Taxation in Serbia consists of the following; the standard corporate tax rate in Serbia is 15%, although some deductions might apply. The standard VAT rate is 20% and the lower rate is 10%. Income from dividends is a subject to a 15% tax. Serbia has tax treaties with most countries in, but few outside, Europe.

The standard monthly payroll tax rate is 10%. However, if a physical person earns more than 3 times of an average salary, they are also liable for an additional annual income tax, which has two "brackets". The first "bracket" of the annual income tax encompasses salaries and certain other (but not all) incomes that are 3 times average salary, with an additional tax rate of 10% being applied. As the second "bracket" , if a person earning six times the average salary, an additional 15% is applied on top of the previously described taxes.
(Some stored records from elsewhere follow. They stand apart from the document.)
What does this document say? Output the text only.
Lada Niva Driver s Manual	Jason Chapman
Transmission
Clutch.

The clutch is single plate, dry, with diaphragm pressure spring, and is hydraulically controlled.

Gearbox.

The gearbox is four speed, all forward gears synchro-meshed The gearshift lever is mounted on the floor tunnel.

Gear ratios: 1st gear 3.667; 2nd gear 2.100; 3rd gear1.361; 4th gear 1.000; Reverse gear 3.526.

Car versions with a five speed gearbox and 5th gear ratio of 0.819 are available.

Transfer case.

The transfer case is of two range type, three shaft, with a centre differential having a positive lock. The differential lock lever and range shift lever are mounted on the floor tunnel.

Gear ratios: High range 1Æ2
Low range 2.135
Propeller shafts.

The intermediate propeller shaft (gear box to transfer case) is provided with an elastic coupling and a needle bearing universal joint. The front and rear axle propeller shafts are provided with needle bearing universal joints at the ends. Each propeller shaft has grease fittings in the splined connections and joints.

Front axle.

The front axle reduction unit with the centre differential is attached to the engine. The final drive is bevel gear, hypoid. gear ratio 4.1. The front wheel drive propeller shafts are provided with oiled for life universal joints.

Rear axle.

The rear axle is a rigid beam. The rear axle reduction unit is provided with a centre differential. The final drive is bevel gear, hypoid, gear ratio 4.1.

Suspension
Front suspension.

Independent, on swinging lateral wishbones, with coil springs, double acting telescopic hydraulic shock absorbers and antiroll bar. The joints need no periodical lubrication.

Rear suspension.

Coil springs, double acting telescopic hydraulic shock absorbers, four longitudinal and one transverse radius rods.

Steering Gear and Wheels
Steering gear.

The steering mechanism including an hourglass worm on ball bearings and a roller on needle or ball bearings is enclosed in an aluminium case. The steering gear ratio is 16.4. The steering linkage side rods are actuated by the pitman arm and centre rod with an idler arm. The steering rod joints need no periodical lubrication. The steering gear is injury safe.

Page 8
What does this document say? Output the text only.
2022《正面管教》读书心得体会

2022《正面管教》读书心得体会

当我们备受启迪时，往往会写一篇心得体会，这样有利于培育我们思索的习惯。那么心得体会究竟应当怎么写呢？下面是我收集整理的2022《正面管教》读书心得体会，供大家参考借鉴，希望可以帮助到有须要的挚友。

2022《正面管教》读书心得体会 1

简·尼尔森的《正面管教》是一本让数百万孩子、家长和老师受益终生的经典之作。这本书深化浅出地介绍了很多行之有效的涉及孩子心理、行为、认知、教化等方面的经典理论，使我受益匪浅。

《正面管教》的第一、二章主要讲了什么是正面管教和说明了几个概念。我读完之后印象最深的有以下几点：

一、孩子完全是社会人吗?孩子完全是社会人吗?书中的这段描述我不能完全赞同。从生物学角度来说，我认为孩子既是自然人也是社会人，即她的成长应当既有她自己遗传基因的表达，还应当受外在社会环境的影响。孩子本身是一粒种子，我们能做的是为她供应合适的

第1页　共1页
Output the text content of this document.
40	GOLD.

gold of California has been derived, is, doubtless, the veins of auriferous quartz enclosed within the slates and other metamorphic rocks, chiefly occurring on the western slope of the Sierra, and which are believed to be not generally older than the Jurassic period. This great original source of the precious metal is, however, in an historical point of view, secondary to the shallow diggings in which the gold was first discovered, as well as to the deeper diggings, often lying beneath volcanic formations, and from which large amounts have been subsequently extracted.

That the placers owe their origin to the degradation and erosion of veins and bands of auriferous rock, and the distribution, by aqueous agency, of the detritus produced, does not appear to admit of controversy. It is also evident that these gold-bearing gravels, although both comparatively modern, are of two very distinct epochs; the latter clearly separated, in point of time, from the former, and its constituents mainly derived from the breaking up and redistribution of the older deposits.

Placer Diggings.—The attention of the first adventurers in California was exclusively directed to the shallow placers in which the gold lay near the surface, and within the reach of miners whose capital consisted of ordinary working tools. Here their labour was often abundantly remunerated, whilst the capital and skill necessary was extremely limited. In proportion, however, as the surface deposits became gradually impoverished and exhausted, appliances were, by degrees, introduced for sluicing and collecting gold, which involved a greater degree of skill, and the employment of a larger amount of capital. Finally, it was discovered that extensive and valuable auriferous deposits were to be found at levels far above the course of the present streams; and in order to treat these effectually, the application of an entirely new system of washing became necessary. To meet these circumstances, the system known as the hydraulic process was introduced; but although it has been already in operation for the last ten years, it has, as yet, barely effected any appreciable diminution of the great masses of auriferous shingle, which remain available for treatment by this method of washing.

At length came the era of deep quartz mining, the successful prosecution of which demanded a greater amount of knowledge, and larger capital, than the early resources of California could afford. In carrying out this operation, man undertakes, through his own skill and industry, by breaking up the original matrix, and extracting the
It must be clear that all the tax rates described are cumulatively applied, one on top of the other.

Obligatory contributions for state funds by an employee (up to a certain amount) include:
- 14% state pension fund
- 5.15% state health fund
- 0.75% unemployment insurance

Obligatory contributions for state funds by an employer (also capped) include:
- 12% state pension fund
- 5.15% state health fund
- 0.00% unemployment insurance

The effective personal income tax rate is therefore somewhere in the range 20–41%.

Capital gains, including dividends and interest are not subject to personal income tax, since all three regimes of income tax (monthly payroll tax, annual 10% tax, annual 15% tax) are in essence schedular. However, it has been noted that Serbian government and government-controlled media have frequently falsely claimed that the annual income tax is a synthetic tax that encompasses all possible types of incomes, even going so far as to baselessly proclaim that the person paying the most annual income tax in a year is "the richest man in Serbia", thus hiding the underdevelopment and uncertainty of the tax law in Serbia and the growing income disparity. In reality, virtually none of the controversial oligarch-like financiers in Serbia (such as Milan Radoičić and Miroslav Mišković) living in obvious wealth pay the annual income tax, because their wealth is derived from capital and not encompassed by either the payroll or income taxes.